Why it matters for your company
CLNs raise capital quickly without setting a valuation upfront, but they can dilute later. For established, cash-generative firms, straightforward debt via a business loan avoids dilution entirely. See equity injection.
In practice
Picture a UK limited company bringing in an investor between funding rounds. Rather than agreeing a share price on the spot, the parties draw up a convertible loan note: the investor's money sits on the company's balance sheet as a loan, with terms specifying what happens when a qualifying event, usually the next priced equity round, arrives.

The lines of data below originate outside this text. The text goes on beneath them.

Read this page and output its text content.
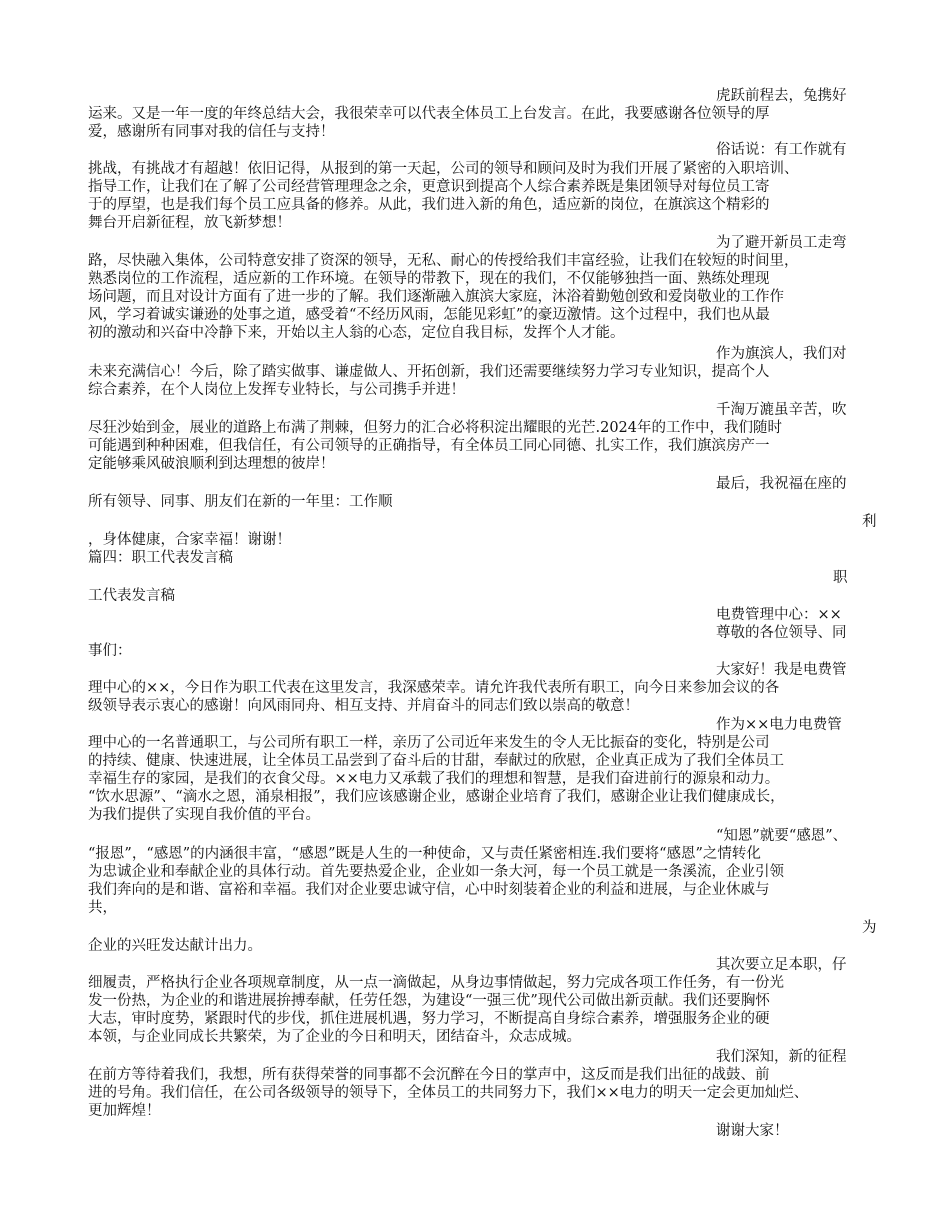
虎跃前程去，兔携好
运来。又是一年一度的年终总结大会，我很荣幸可以代表全体员工上台发言。在此，我要感谢各位领导的厚
爱，感谢所有同事对我的信任与支持！
俗话说：有工作就有
挑战，有挑战才有超越！依旧记得，从报到的第一天起，公司的领导和顾问及时为我们开展了紧密的入职培训、
指导工作，让我们在了解了公司经营管理理念之余，更意识到提高个人综合素养既是集团领导对每位员工寄
于的厚望，也是我们每个员工应具备的修养。从此，我们进入新的角色，适应新的岗位，在旗滨这个精彩的
舞台开启新征程，放飞新梦想！
为了避开新员工走弯
路，尽快融入集体，公司特意安排了资深的领导，无私、耐心的传授给我们丰富经验，让我们在较短的时间里，
熟悉岗位的工作流程，适应新的工作环境。在领导的带教下，现在的我们，不仅能够独挡一面、熟练处理现
场问题，而且对设计方面有了进一步的了解。我们逐渐融入旗滨大家庭，沐浴着勤勉创致和爱岗敬业的工作作
风，学习着诚实谦逊的处事之道，感受着“不经历风雨，怎能见彩虹”的豪迈激情。这个过程中，我们也从最
初的激动和兴奋中冷静下来，开始以主人翁的心态，定位自我目标，发挥个人才能。
作为旗滨人，我们对
未来充满信心！今后，除了踏实做事、谦虚做人、开拓创新，我们还需要继续努力学习专业知识，提高个人
综合素养，在个人岗位上发挥专业特长，与公司携手并进！
千淘万漉虽辛苦，吹
尽狂沙始到金，展业的道路上布满了荆棘，但努力的汇合必将积淀出耀眼的光芒.2024年的工作中，我们随时
可能遇到种种困难，但我信任，有公司领导的正确指导，有全体员工同心同德、扎实工作，我们旗滨房产一
定能够乘风破浪顺利到达理想的彼岸！
最后，我祝福在座的
所有领导、同事、朋友们在新的一年里：工作顺
利
，身体健康，合家幸福！谢谢！
篇四：职工代表发言稿
职
工代表发言稿
电费管理中心：××
尊敬的各位领导、同
事们：
大家好！我是电费管
理中心的××，今日作为职工代表在这里发言，我深感荣幸。请允许我代表所有职工，向今日来参加会议的各
级领导表示衷心的感谢！向风雨同舟、相互支持、并肩奋斗的同志们致以崇高的敬意！
作为××电力电费管
理中心的一名普通职工，与公司所有职工一样，亲历了公司近年来发生的令人无比振奋的变化，特别是公司
的持续、健康、快速进展，让全体员工品尝到了奋斗后的甘甜，奉献过的欣慰，企业真正成为了我们全体员工
幸福生存的家园，是我们的衣食父母。××电力又承载了我们的理想和智慧，是我们奋进前行的源泉和动力。
“饮水思源”、“滴水之恩，涌泉相报”，我们应该感谢企业，感谢企业培育了我们，感谢企业让我们健康成长，
为我们提供了实现自我价值的平台。
“知恩”就要“感恩”、
“报恩”，“感恩”的内涵很丰富，“感恩”既是人生的一种使命，又与责任紧密相连.我们要将“感恩”之情转化
为忠诚企业和奉献企业的具体行动。首先要热爱企业，企业如一条大河，每一个员工就是一条溪流，企业引领
我们奔向的是和谐、富裕和幸福。我们对企业要忠诚守信，心中时刻装着企业的利益和进展，与企业休戚与
共，
为
企业的兴旺发达献计出力。
其次要立足本职，仔
细履责，严格执行企业各项规章制度，从一点一滴做起，从身边事情做起，努力完成各项工作任务，有一份光
发一份热，为企业的和谐进展拚搏奉献，任劳任怨，为建设“一强三优”现代公司做出新贡献。我们还要胸怀
大志，审时度势，紧跟时代的步伐，抓住进展机遇，努力学习，不断提高自身综合素养，增强服务企业的硬
本领，与企业同成长共繁荣，为了企业的今日和明天，团结奋斗，众志成城。
我们深知，新的征程
在前方等待着我们，我想，所有获得荣誉的同事都不会沉醉在今日的掌声中，这反而是我们出征的战鼓、前
进的号角。我们信任，在公司各级领导的领导下，全体员工的共同努力下，我们××电力的明天一定会更加灿烂、
更加辉煌！
谢谢大家！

At that trigger point, the note converts rather than being repaid in cash. The company issues shares to the noteholder instead of returning the principal, and the mechanics for that conversion, along with what happens if no qualifying round ever materialises, are set out in the note's terms rather than decided informally later.
For the company, this defers a difficult conversation about what the business is worth until there is better evidence to have it, which is often the appeal for an early-stage or fast-growing firm that would rather focus on trading than a valuation negotiation.
How lenders read it
A lender assessing a company's financial position will usually treat outstanding convertible loan notes as debt until conversion actually happens, since that is how they sit on the balance sheet and how the obligation legally stands unless and until the triggering event occurs.
What tends to draw more scrutiny is the conversion mechanism itself: whether it is tied to a clearly defined event, and what happens to the company's capital structure if that event is delayed or never arrives. A lender will also want to understand where the note sits relative to other creditors, since that shapes recovery in a downside scenario.
None of this changes how a business loan is assessed on its own terms, but a company carrying convertible instruments alongside conventional debt should expect that mix to be part of the wider picture a lender builds up about its structure.